The existing regulatory framework ensures idle well integrity, protects the environment
- The California Department of Conservation’s Department of Conservation’s Geologic Energy Management Division (CalGem) and the State Water Resources Control Board, in coordination with the U.S. Environmental Protection Agency, recently inventoried all of California’s approximately 50,000 wells, compiled an unprecedented amount of information and found no evidence that public water supplies have been contaminated.
- CalGem operates and oversees the state’s idle well program.
- CalGem maintains and makes available to the public an idle well inventory to track the number of idle wells in the state.
- Existing regulations are structured in a way that encourages operators to reactivate or plug and abandon idle wells.

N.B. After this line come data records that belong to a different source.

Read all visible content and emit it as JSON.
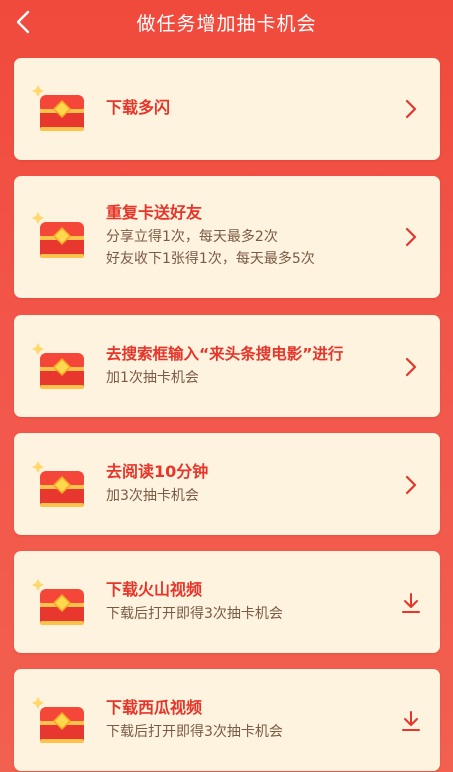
{
  "header": {
    "title": "做任务增加抽卡机会",
    "back_icon": "chevron-left-icon"
  },
  "colors": {
    "background": "#f04a3c",
    "card": "#fdf3de",
    "accent": "#e7352b",
    "subtext": "#7a5a45"
  },
  "tasks": [
    {
      "title": "下载多闪",
      "subtitles": [],
      "action_icon": "chevron-right-icon"
    },
    {
      "title": "重复卡送好友",
      "subtitles": [
        "分享立得1次，每天最多2次",
        "好友收下1张得1次，每天最多5次"
      ],
      "action_icon": "chevron-right-icon"
    },
    {
      "title": "去搜索框输入“来头条搜电影”进行",
      "subtitles": [
        "加1次抽卡机会"
      ],
      "action_icon": "chevron-right-icon"
    },
    {
      "title": "去阅读10分钟",
      "subtitles": [
        "加3次抽卡机会"
      ],
      "action_icon": "chevron-right-icon"
    },
    {
      "title": "下载火山视频",
      "subtitles": [
        "下载后打开即得3次抽卡机会"
      ],
      "action_icon": "download-icon"
    },
    {
      "title": "下载西瓜视频",
      "subtitles": [
        "下载后打开即得3次抽卡机会"
      ],
      "action_icon": "download-icon"
    }
  ]
}
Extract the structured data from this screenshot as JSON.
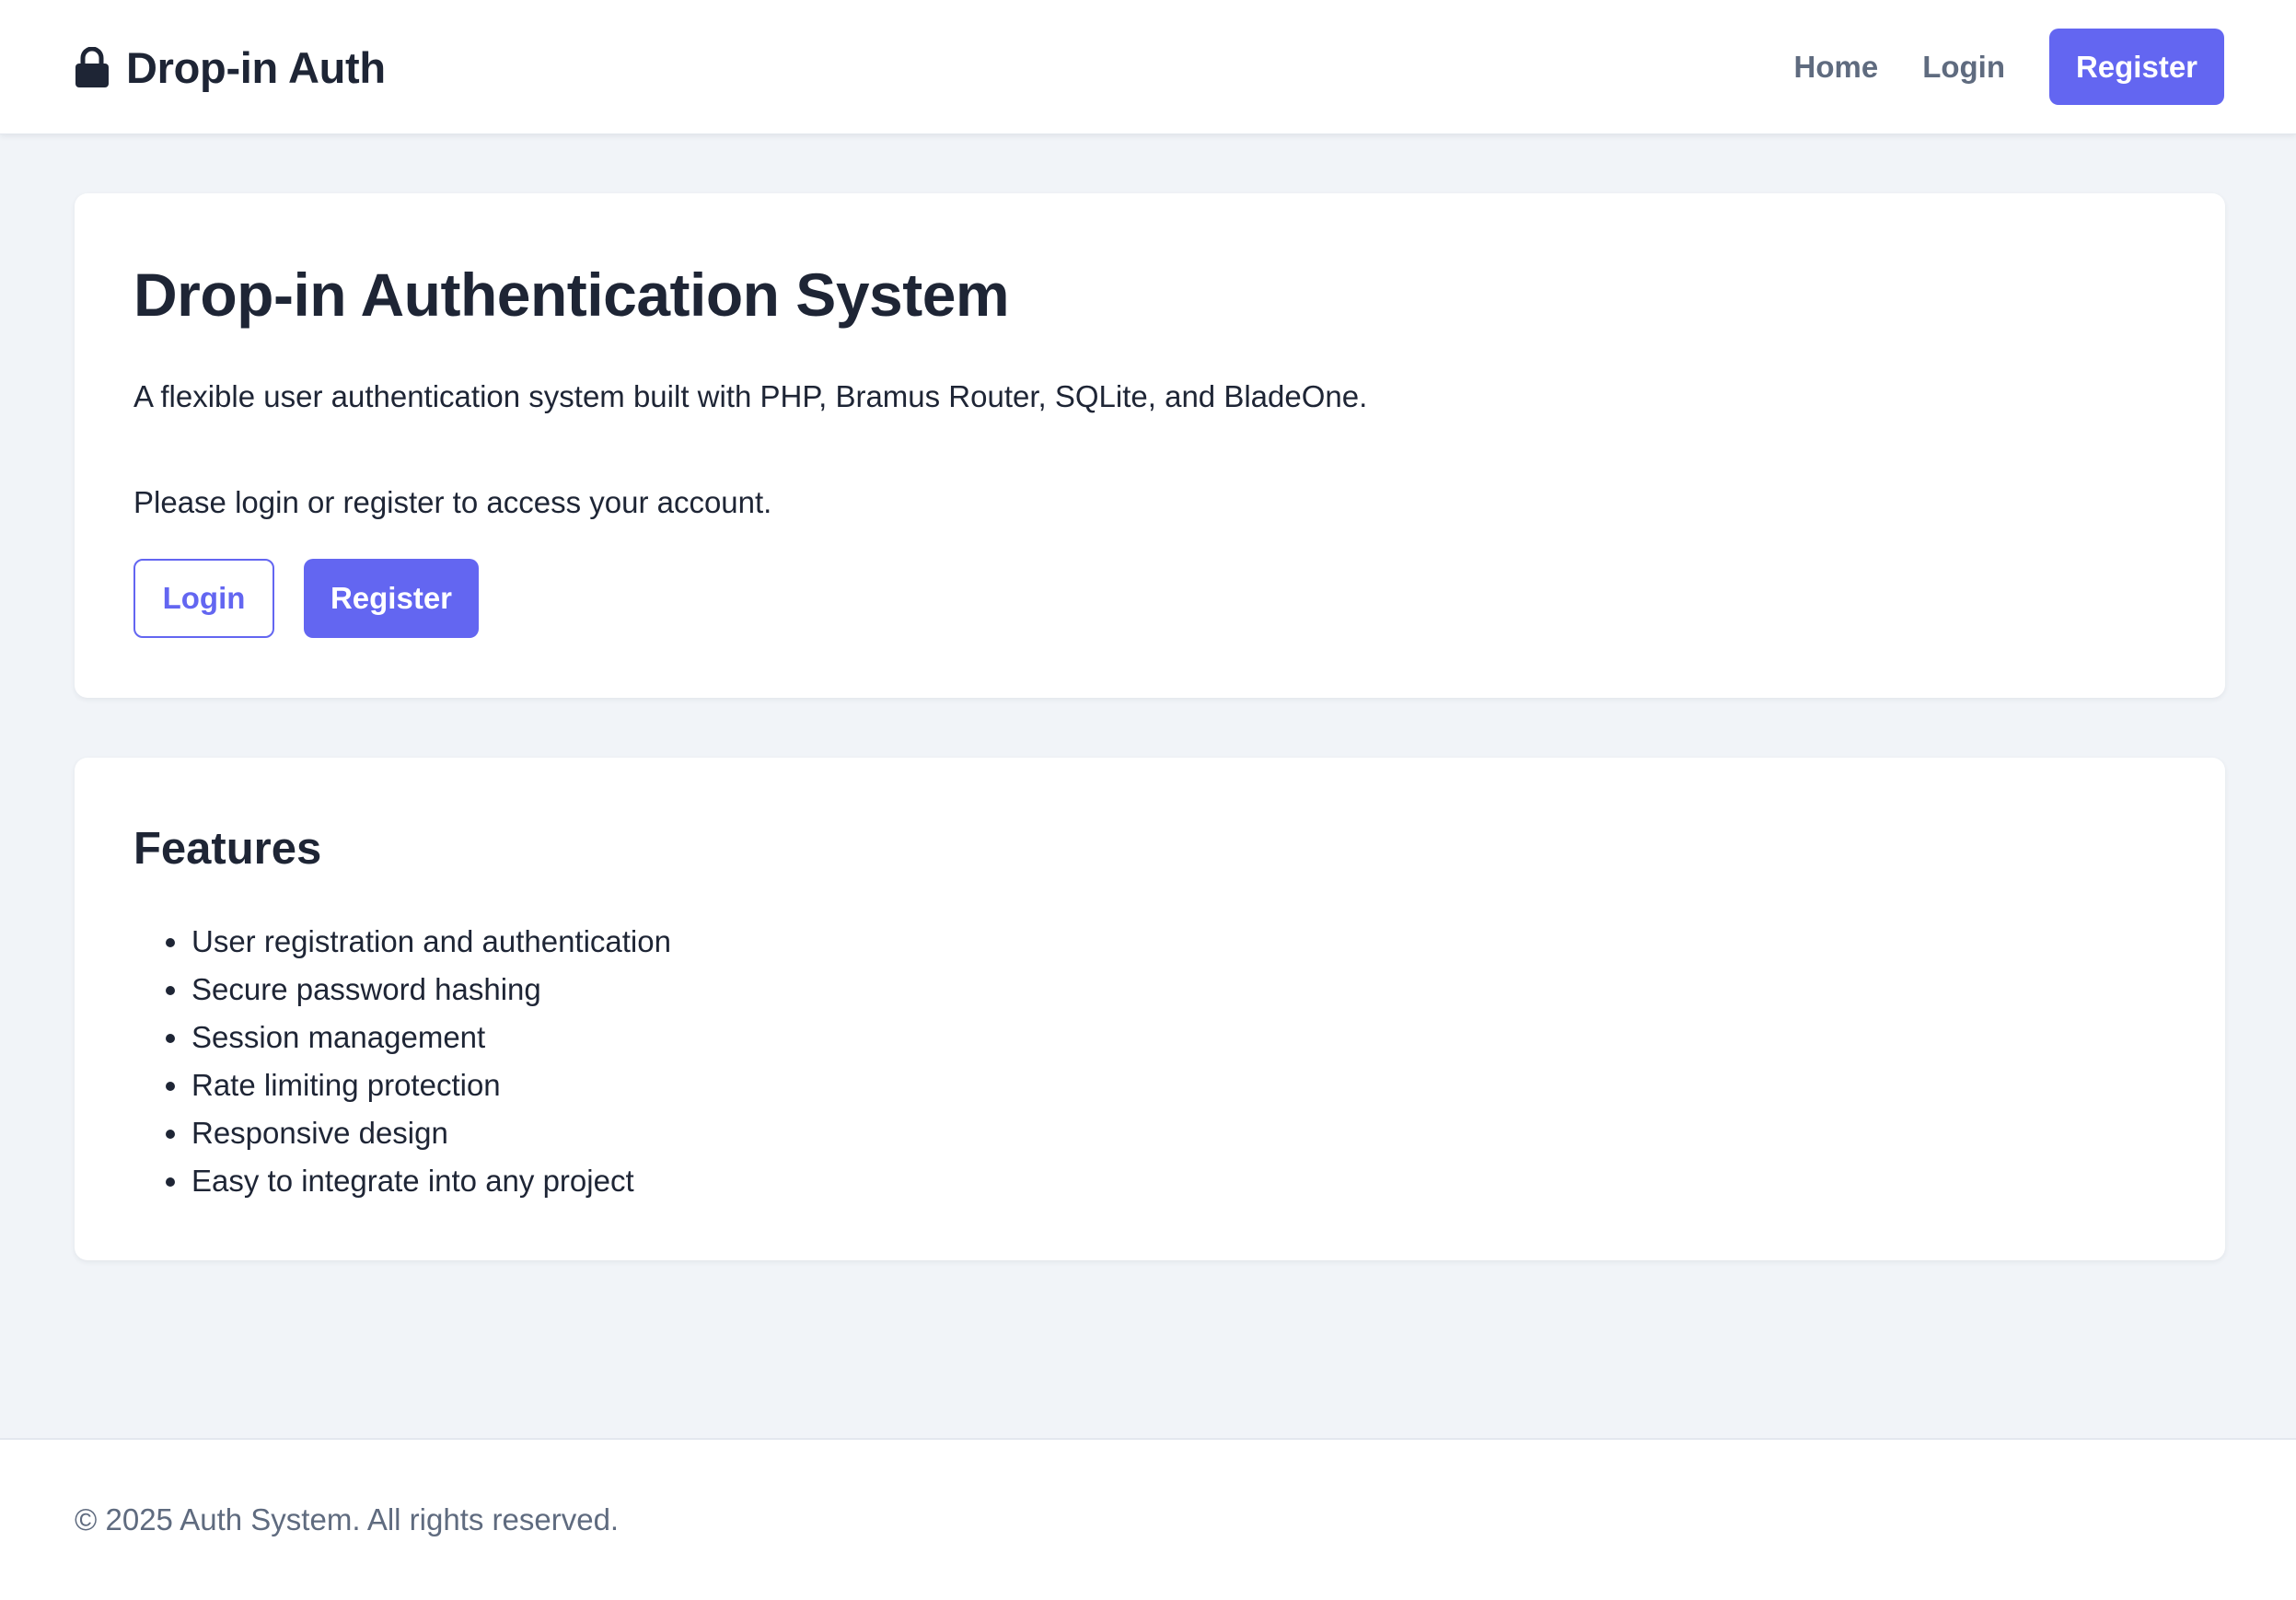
{
  "navbar": {
    "brand": "Drop-in Auth",
    "brand_icon": "lock-icon",
    "links": {
      "home": "Home",
      "login": "Login",
      "register": "Register"
    }
  },
  "hero": {
    "title": "Drop-in Authentication System",
    "description": "A flexible user authentication system built with PHP, Bramus Router, SQLite, and BladeOne.",
    "prompt": "Please login or register to access your account.",
    "login_button": "Login",
    "register_button": "Register"
  },
  "features": {
    "title": "Features",
    "items": [
      "User registration and authentication",
      "Secure password hashing",
      "Session management",
      "Rate limiting protection",
      "Responsive design",
      "Easy to integrate into any project"
    ]
  },
  "footer": {
    "text": "© 2025 Auth System. All rights reserved."
  },
  "colors": {
    "accent": "#6366f1",
    "text": "#1e2535",
    "muted": "#5f6b7f",
    "background": "#f1f4f8"
  }
}
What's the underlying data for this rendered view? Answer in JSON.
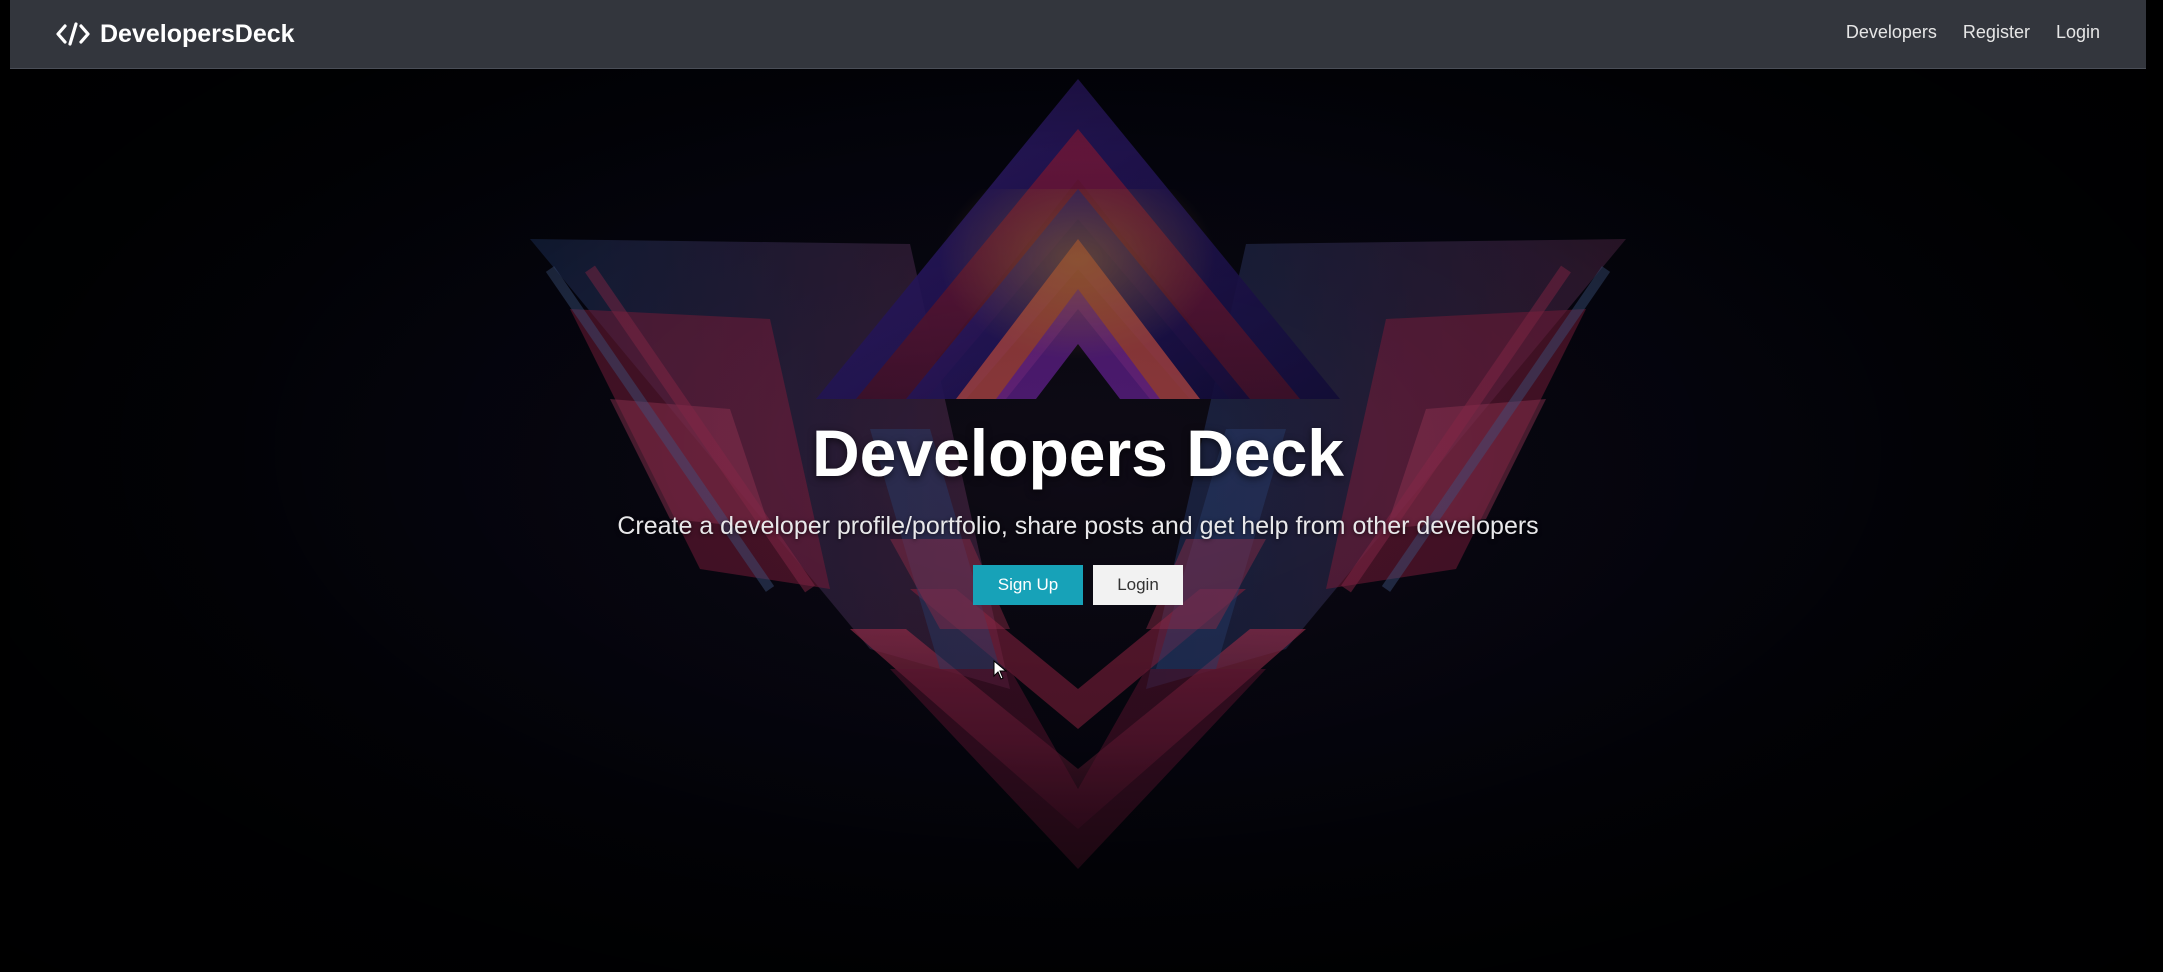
{
  "navbar": {
    "brand": "DevelopersDeck",
    "links": [
      "Developers",
      "Register",
      "Login"
    ]
  },
  "hero": {
    "title": "Developers Deck",
    "lead": "Create a developer profile/portfolio, share posts and get help from other developers",
    "primary_button": "Sign Up",
    "secondary_button": "Login"
  },
  "icons": {
    "brand": "code-icon",
    "pointer": "mouse-pointer-icon"
  },
  "colors": {
    "navbar_bg": "#33363d",
    "primary_button": "#17a2b8",
    "secondary_button": "#f2f2f2",
    "background": "#03040d"
  }
}
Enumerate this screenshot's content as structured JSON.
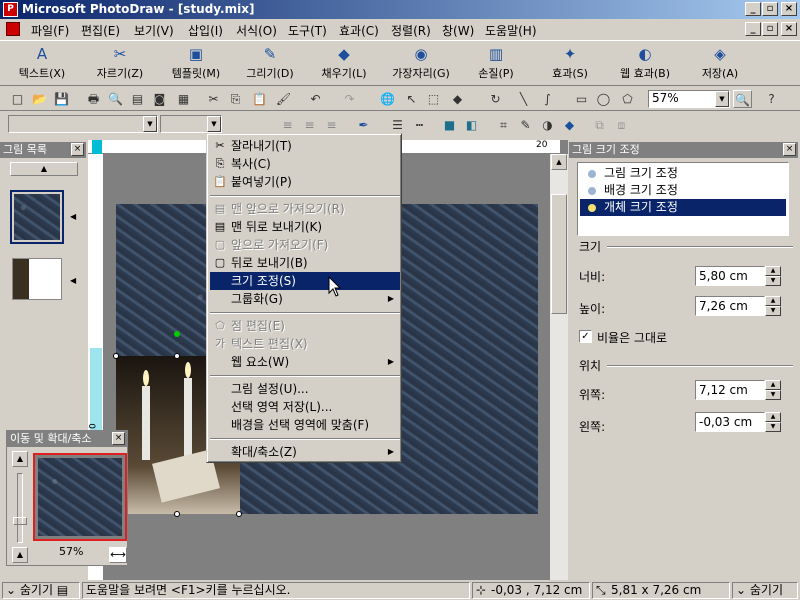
{
  "window": {
    "title": "Microsoft PhotoDraw - [study.mix]",
    "app_icon_glyph": "P"
  },
  "menu": {
    "items": [
      "파일(F)",
      "편집(E)",
      "보기(V)",
      "삽입(I)",
      "서식(O)",
      "도구(T)",
      "효과(C)",
      "정렬(R)",
      "창(W)",
      "도움말(H)"
    ]
  },
  "bigtoolbar": {
    "items": [
      {
        "label": "텍스트(X)",
        "icon": "A"
      },
      {
        "label": "자르기(Z)",
        "icon": "✂"
      },
      {
        "label": "템플릿(M)",
        "icon": "▣"
      },
      {
        "label": "그리기(D)",
        "icon": "✎"
      },
      {
        "label": "채우기(L)",
        "icon": "◆"
      },
      {
        "label": "가장자리(G)",
        "icon": "◉"
      },
      {
        "label": "손질(P)",
        "icon": "▥"
      },
      {
        "label": "효과(S)",
        "icon": "✦"
      },
      {
        "label": "웹 효과(B)",
        "icon": "◐"
      },
      {
        "label": "저장(A)",
        "icon": "◈"
      }
    ]
  },
  "stdtoolbar": {
    "zoom": "57%"
  },
  "left_panel": {
    "title": "그림 목록"
  },
  "nav_panel": {
    "title": "이동 및 확대/축소",
    "zoom": "57%"
  },
  "ruler": {
    "top_label": "20",
    "side_label": "10"
  },
  "context_menu": {
    "items": [
      {
        "label": "잘라내기(T)",
        "icon": "✂",
        "disabled": false
      },
      {
        "label": "복사(C)",
        "icon": "⎘",
        "disabled": false
      },
      {
        "label": "붙여넣기(P)",
        "icon": "📋",
        "disabled": false
      },
      {
        "sep": true
      },
      {
        "label": "맨 앞으로 가져오기(R)",
        "icon": "▤",
        "disabled": true
      },
      {
        "label": "맨 뒤로 보내기(K)",
        "icon": "▤",
        "disabled": false
      },
      {
        "label": "앞으로 가져오기(F)",
        "icon": "▢",
        "disabled": true
      },
      {
        "label": "뒤로 보내기(B)",
        "icon": "▢",
        "disabled": false
      },
      {
        "label": "크기 조정(S)",
        "icon": "",
        "disabled": false,
        "selected": true
      },
      {
        "label": "그룹화(G)",
        "icon": "",
        "disabled": false,
        "submenu": true
      },
      {
        "sep": true
      },
      {
        "label": "점 편집(E)",
        "icon": "⬠",
        "disabled": true
      },
      {
        "label": "텍스트 편집(X)",
        "icon": "가",
        "disabled": true
      },
      {
        "label": "웹 요소(W)",
        "icon": "",
        "disabled": false,
        "submenu": true
      },
      {
        "sep": true
      },
      {
        "label": "그림 설정(U)...",
        "icon": "",
        "disabled": false
      },
      {
        "label": "선택 영역 저장(L)...",
        "icon": "",
        "disabled": false
      },
      {
        "label": "배경을 선택 영역에 맞춤(F)",
        "icon": "",
        "disabled": false
      },
      {
        "sep": true
      },
      {
        "label": "확대/축소(Z)",
        "icon": "",
        "disabled": false,
        "submenu": true
      }
    ]
  },
  "right_panel": {
    "title": "그림 크기 조정",
    "options": [
      "그림 크기 조정",
      "배경 크기 조정",
      "개체 크기 조정"
    ],
    "selected_option": 2,
    "size_section": "크기",
    "width_label": "너비:",
    "width_value": "5,80 cm",
    "height_label": "높이:",
    "height_value": "7,26 cm",
    "keep_ratio_label": "비율은 그대로",
    "keep_ratio_checked": true,
    "position_section": "위치",
    "top_label": "위쪽:",
    "top_value": "7,12 cm",
    "left_label": "왼쪽:",
    "left_value": "-0,03 cm"
  },
  "status": {
    "left_toggle": "숨기기",
    "hint": "도움말을 보려면 <F1>키를 누르십시오.",
    "position": "-0,03 , 7,12  cm",
    "size": "5,81 x 7,26  cm",
    "right_toggle": "숨기기"
  }
}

- The existing regulatory framework requires operators of idle wells to conduct regular tests to ensure protection of groundwater supplies and the integrity of the well. Depending on the type of the well, an idle-well integrity test may be as simple as a fluid-level survey or may be a more complicated well-casing mechanical integrity test.
- In order to operate an idle well, energy producers must put forward bond funding and pay annual fees to fund the ongoing review and oversight of the state’s idle well program.
- This funding also goes to pay for plugging historic wells that do not have a current operator.
- Now, some in the state legislature want to force companies to plug idle wells – rather than maintain and reuse existing wells, upending the functioning regulatory framework.
Regulations that allow a flexible approach for idle well operations protect the environment, economy
- Because maintaining idle wells is an environmentally-sound and cost-effective approach to energy production, the state’s legislators and regulators should continue to protect the practice.
- California’s energy producers currently operate and maintain approximately 20,000 idle wells – forcing a larger number of wells to be plugged would not benefit California’s environment or economy. Idle wells provide an ideal foundation for redevelopment of California’s prolific energy resources.
- Requiring the state’s energy producers to plug more wells could have detrimental impacts, particularly during periods of economic downturn such as those currently experienced by producers.
- Rather than requiring more wells to be plugged, an alternative approach to expanding regulations would be to consider more frequent testing to demonstrate well integrity – further ensuring that the idle well program continues to protect groundwater supplies and the environment.